Presently, there are more than 21,000 senior residents in the neighborhoods of South Ozone Park, Ozone Park and Howard Beach with only three centers available to them. It is estimated by Plan NYC 2030 that the senior population will grow by approximately 10,000 more within the next 20 years, in those communities alone.

Yet another key factor in maintaining the centers has been overlooked by the Bloomberg administration, according to CB 10 chair Betty Braton who notes, “The city’s criteria for judging the need for a center is the number of meals served.” According to Braton such criteria is faulty because most of the seniors, especially in Queens are not impoverished.

“While they may enjoy their meals here,” she says, “that is not what they are coming here for. These people are coming for the activities offered and to share times with their friends. That simply cannot be overlooked.”

And she is quick to point out that adding up all the seniors in the area clearly demonstrates an already severe shortage of centers without closing any. Although the city’s fiscal crisis and the uncertainty of the proposed cuts have been highly publicized, some seniors were still under the impression that a final decision had already been reached.

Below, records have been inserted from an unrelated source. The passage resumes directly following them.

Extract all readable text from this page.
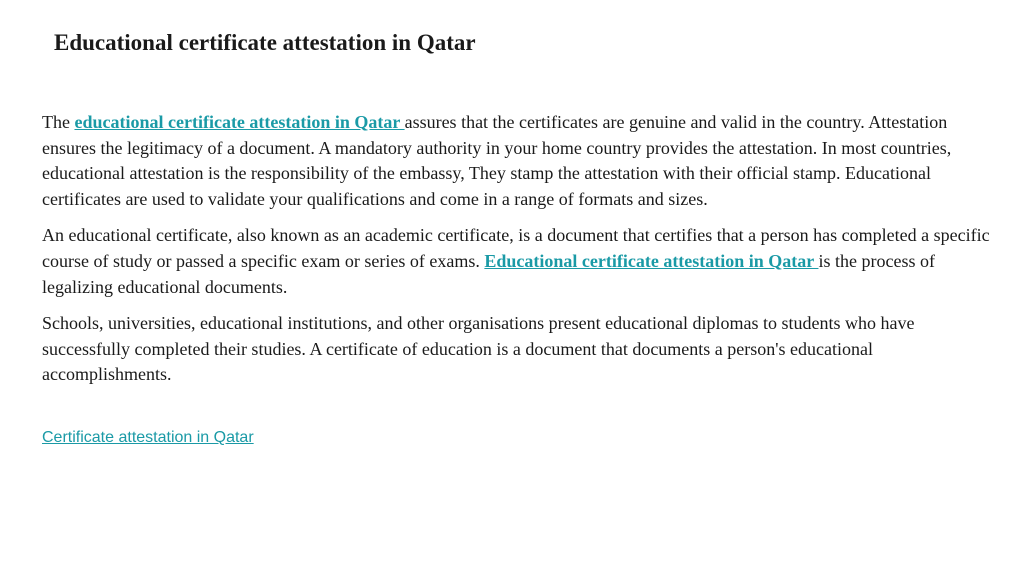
Educational certificate attestation in Qatar

The educational certificate attestation in Qatar assures that the certificates are genuine and valid in the country. Attestation ensures the legitimacy of a document. A mandatory authority in your home country provides the attestation. In most countries, educational attestation is the responsibility of the embassy, They stamp the attestation with their official stamp. Educational certificates are used to validate your qualifications and come in a range of formats and sizes.

An educational certificate, also known as an academic certificate, is a document that certifies that a person has completed a specific course of study or passed a specific exam or series of exams. Educational certificate attestation in Qatar is the process of legalizing educational documents.

Schools, universities, educational institutions, and other organisations present educational diplomas to students who have successfully completed their studies. A certificate of education is a document that documents a person's educational accomplishments.

Certificate attestation in Qatar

Addabbo offered assurance that there was still time to make a difference.

“We are going to continue to fight for you and you can help by calling 311 and complaining about the cuts.”

“We have to speak up for our rights,” said 72-year-old Alexandra Kartsimabis, “good times are important for older people — if they get depressed they can get sick and have to spend more money on medicine and hospitals.”

In an effort to explore possible funding sources to keep the senior centers open, Addabbo is asking the Bloomberg administration to take a close look at city spending— especially on people who work for the city.

“Take for example city marshals who do the same work as the city sheriffs,” said Addabbo, “in 2008 they earned $43 million yet they only paid the city $2 million.”

The senator also brought up the fact that philanthropists should be allowed to sponsor the senior centers much like the agreement for charter schools. Ultimately he said, “The mayor and others can point fingers at the state, but that’s politics and right now our people are being victimized by politics.”

Should the Wakefield facility actually close, seniors from there would have to consider using the nearest open center in Howard Beach. But that is still miles away and for many, traveling there would require using public transportation.

“Even for seniors who don’t have a problem with their health the travel would cause disruption to their routines and bring on unnecessary stress,” said Betty Braton.

Albany lawmakers have also proposed cuts to funding for seniors and they are still trying to work out their final numbers, more than 10 weeks after the original budget was due.

If the cuts do go through, in addition to Wakefield, other Queens closures are the Woodhaven Senior Center, St. Mary’s Senior Center in Long Island City, Jackson Heights Senior Center, Astoria Senior Center, Whitestone Senior Center, Conlon in Jamaica, Foster Laurie Senior Center in St. Albans, Holliswood Senior Center, and South Jamaica Senior Center.